Lung cancer is the leading cause of cancer death among both men and women in the United States, making up almost 25% of all cancer deaths. Now, researchers have developed a finely tuned molecular agent, based on the molecule glutathione, that can target lung and other cancer cells for imaging and treatment. They describe a photoacoustic imaging-based companion diagnostic for the selective detection of elevated glutathione (GSH) in a lung cancer model as well as in live mice.

This work is published in Nature Chemistry in the paper, “Photoacoustic imaging of elevated glutathione in models of lung cancer for companion diagnostic applications.”

Glutathione is abundant in most cells. Because of its ubiquity it has not been a good target for treatments such as chemotherapy. The team worked around this by adopting a physical organic chemistry approach to precisely tune the reactivity to distinguish between normal and pathological states.

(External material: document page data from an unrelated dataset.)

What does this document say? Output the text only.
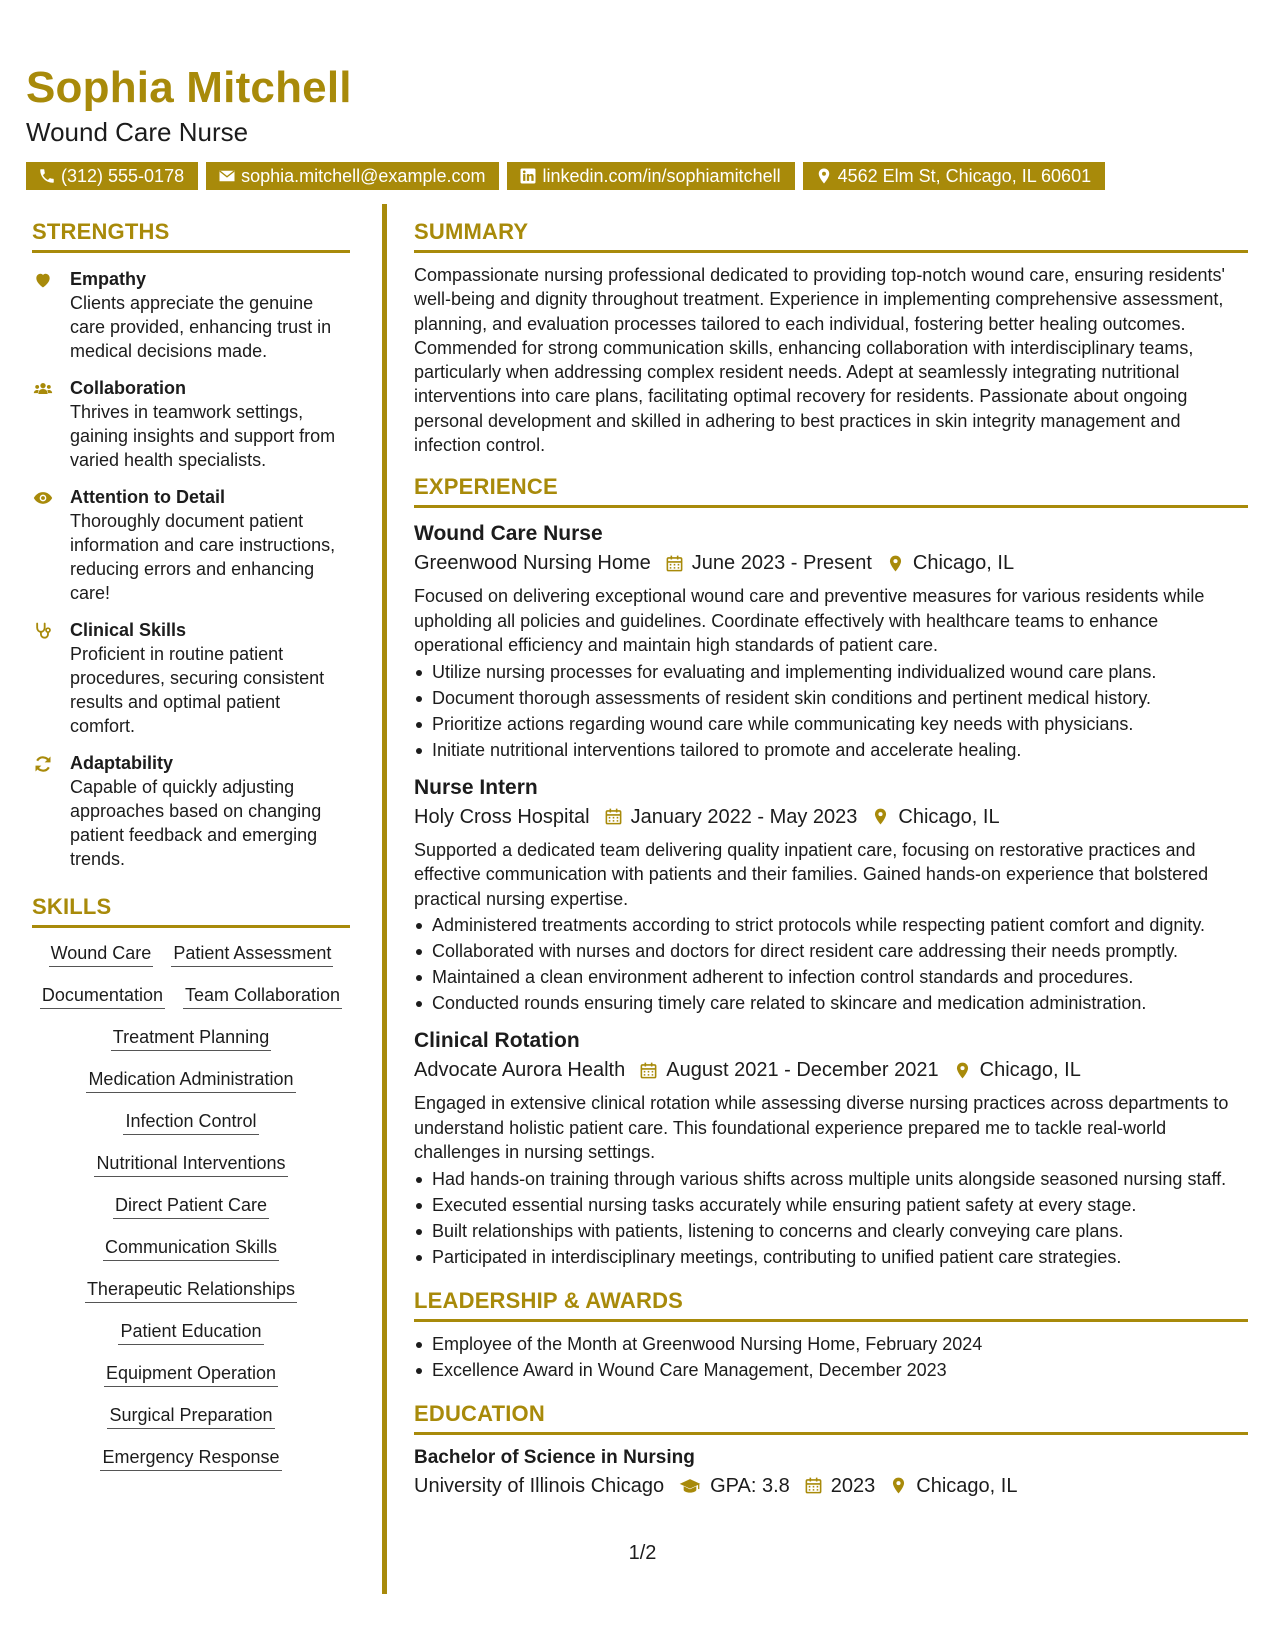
Sophia Mitchell
Wound Care Nurse
(312) 555-0178	sophia.mitchell@example.com	linkedin.com/in/sophiamitchell	4562 Elm St, Chicago, IL 60601
STRENGTHS
Empathy
Clients appreciate the genuine care provided, enhancing trust in medical decisions made.
Collaboration
Thrives in teamwork settings, gaining insights and support from varied health specialists.
Attention to Detail
Thoroughly document patient information and care instructions, reducing errors and enhancing care!
Clinical Skills
Proficient in routine patient procedures, securing consistent results and optimal patient comfort.
Adaptability
Capable of quickly adjusting approaches based on changing patient feedback and emerging trends.
SKILLS
Wound Care Patient Assessment
Documentation Team Collaboration
Treatment Planning
Medication Administration
Infection Control
Nutritional Interventions
Direct Patient Care
Communication Skills
Therapeutic Relationships
Patient Education
Equipment Operation
Surgical Preparation
Emergency Response
SUMMARY
Compassionate nursing professional dedicated to providing top-notch wound care, ensuring residents' well-being and dignity throughout treatment. Experience in implementing comprehensive assessment, planning, and evaluation processes tailored to each individual, fostering better healing outcomes. Commended for strong communication skills, enhancing collaboration with interdisciplinary teams, particularly when addressing complex resident needs. Adept at seamlessly integrating nutritional interventions into care plans, facilitating optimal recovery for residents. Passionate about ongoing personal development and skilled in adhering to best practices in skin integrity management and infection control.
EXPERIENCE
Wound Care Nurse
Greenwood Nursing Home June 2023 - Present Chicago, IL
Focused on delivering exceptional wound care and preventive measures for various residents while upholding all policies and guidelines. Coordinate effectively with healthcare teams to enhance operational efficiency and maintain high standards of patient care.
Utilize nursing processes for evaluating and implementing individualized wound care plans.
Document thorough assessments of resident skin conditions and pertinent medical history.
Prioritize actions regarding wound care while communicating key needs with physicians.
Initiate nutritional interventions tailored to promote and accelerate healing.
Nurse Intern
Holy Cross Hospital January 2022 - May 2023 Chicago, IL
Supported a dedicated team delivering quality inpatient care, focusing on restorative practices and effective communication with patients and their families. Gained hands-on experience that bolstered practical nursing expertise.
Administered treatments according to strict protocols while respecting patient comfort and dignity.
Collaborated with nurses and doctors for direct resident care addressing their needs promptly.
Maintained a clean environment adherent to infection control standards and procedures.
Conducted rounds ensuring timely care related to skincare and medication administration.
Clinical Rotation
Advocate Aurora Health August 2021 - December 2021 Chicago, IL
Engaged in extensive clinical rotation while assessing diverse nursing practices across departments to understand holistic patient care. This foundational experience prepared me to tackle real-world challenges in nursing settings.
Had hands-on training through various shifts across multiple units alongside seasoned nursing staff.
Executed essential nursing tasks accurately while ensuring patient safety at every stage.
Built relationships with patients, listening to concerns and clearly conveying care plans.
Participated in interdisciplinary meetings, contributing to unified patient care strategies.
LEADERSHIP & AWARDS
Employee of the Month at Greenwood Nursing Home, February 2024
Excellence Award in Wound Care Management, December 2023
EDUCATION
Bachelor of Science in Nursing
University of Illinois Chicago GPA: 3.8 2023 Chicago, IL
1/2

“One of the biggest issues with developing diagnostic tools or targeted drugs is off-target effects,” said Jefferson Chan, PhD, associate professor of chemistry at the University of Illinois Urbana-Champaign, who conducted the study with graduate student Melissa Lucero. “When you give a patient a chemotherapeutic, it’s kind of an arms race: You’re killing the cancer cells, but you’re also killing the rest of the body because so many things are similar. We used a unique chemistry approach to tune the reactivity of our molecule, so that we’re targeting what would typically be considered a bad biomarker.”

The researchers tuned the dynamic range of the molecule so that it would not react to glutathione under healthy conditions but would react with the excess glutathione made by cancer cells. They paired their targeting molecule with an agent for photoacoustic imaging, so that they could see where it was reacting and verify that it was targeting the lung cancer. The imaging agent responds to light and gives off an acoustic signal that can be picked up by an ultrasound transducer.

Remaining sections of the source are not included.